Garten

Erdbeerbaum


Wie viel und wann man den Erdbeerbaum gießt


Je nachdem, ob es sich um eine erwachsene Pflanze handelt oder nicht, muss der Erdbeerbaum unterschiedlich bewässert werden. Normalerweise müssen die Bewässerungen im ersten Lebensjahr notwendigerweise häufiger stattfinden, insbesondere in den Jahreszeiten, in denen es sehr selten geregnet hat. Im Laufe der Monate müssen die Bewässerungsmengen drastisch abnehmen. Der Erdbeerbaum ist im Erwachsenenalter sehr dürreresistent. Trotzdem werden die Bewässerungen ausschließlich in den besonders trockenen Jahren, in denen es praktisch nie regnet, und in der Sommersaison gewährt. Im Durchschnitt muss alle 15 Tage gewässert werden. Ganz wichtig ist es nicht, die vom Erdbeerbaum gefürchteten Wasserstagnationen für die unheilbaren Schäden, die an den Wurzeln auftreten können, absolut zu bevorzugen.
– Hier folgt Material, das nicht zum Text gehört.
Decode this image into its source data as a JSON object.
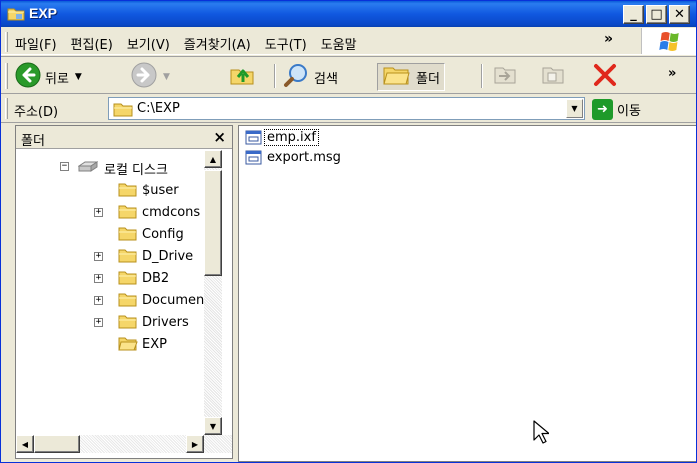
{
  "window": {
    "title": "EXP"
  },
  "caption_buttons": {
    "minimize": "_",
    "maximize": "□",
    "close": "✕"
  },
  "menu": {
    "items": [
      "파일(F)",
      "편집(E)",
      "보기(V)",
      "즐겨찾기(A)",
      "도구(T)",
      "도움말"
    ],
    "more": "»"
  },
  "toolbar": {
    "back_label": "뒤로",
    "search_label": "검색",
    "folders_label": "폴더",
    "more": "»"
  },
  "address": {
    "label": "주소(D)",
    "path": "C:\\EXP",
    "go_label": "이동"
  },
  "folders_pane": {
    "title": "폴더",
    "close": "×",
    "tree": [
      {
        "label": "로컬 디스크",
        "expander": "−"
      },
      {
        "label": "$user",
        "expander": ""
      },
      {
        "label": "cmdcons",
        "expander": "+"
      },
      {
        "label": "Config",
        "expander": ""
      },
      {
        "label": "D_Drive",
        "expander": "+"
      },
      {
        "label": "DB2",
        "expander": "+"
      },
      {
        "label": "Documents",
        "expander": "+"
      },
      {
        "label": "Drivers",
        "expander": "+"
      },
      {
        "label": "EXP",
        "expander": ""
      }
    ]
  },
  "files": [
    {
      "name": "emp.ixf",
      "icon": "file-icon"
    },
    {
      "name": "export.msg",
      "icon": "file-icon"
    }
  ],
  "colors": {
    "titlebar": "#0a5bd8",
    "chrome": "#ece9d8",
    "folder": "#f5d669",
    "go": "#1e9a2a"
  }
}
So kultivieren und heilen Sie den Erdbeerbaum richtig



Der Erdbeerbaum ist absolut keine Pflanze, die besondere Fähigkeiten benötigt, um erfolgreich kultiviert zu werden. Ideale Böden sollten vorzugsweise neutral oder arm sein, sich durch Säuregehalt, kieselhaltig oder vulkanisch auszeichnen und perfekt entwässert sein. Der Bedarf an Anbau und Pflege ist nahezu nicht vorhanden. Sobald die Wurzeln des Erdbeerbaums verwurzelt sind, handelt es sich tatsächlich um eine völlig autonome Pflanze. Die Vermehrung erfolgt nach Saatgut, das am Ende der Wintersaison in einer Mischung aus Torf und Sand zu gleichen Teilen durchgeführt wird, um bis zum Frühjahr feucht zu bleiben. Eine Kultivierungsvermehrung ist ebenfalls möglich. Die Bepflanzung muss in beiden Fällen nach ca. 2 Jahren endgültig erfolgen. Zunächst müssen die Pflanzen unbedingt geschützt oder in speziellen Gewächshäusern gehalten werden.

Die Bedeutung der Düngung



Obwohl der Erdbeerbaum eine Pflanze ist, die keiner übermäßigen Pflege bedarf, nimmt die Düngung auch einen ziemlich wichtigen Aspekt in ihrem Anbau ein. Im Frühjahr muss der Erdbeerbaum mit einem geeigneten organischen Dünger unterirdisch gedüngt werden. Nur so kann sich die Pflanze perfekt entwickeln. Die absolut unverzichtbaren Elemente sind Stickstoff, Phosphor und Kalium, die für die Vorbereitung der Pflanze auf die Wintersaison sehr nützlich sind. Die richtigen Dosen sind auf der Verpackung des gewählten Düngers angegeben und müssen mit äußerster Sorgfalt eingehalten werden. Die Düngung kann regelmäßig und in jedem Fall mindestens zweimal jährlich und ausschließlich in der Frühjahrssaison erfolgen. Eine kleine Bewässerung ist nützlich, um die Aufnahme des Düngers zu begünstigen.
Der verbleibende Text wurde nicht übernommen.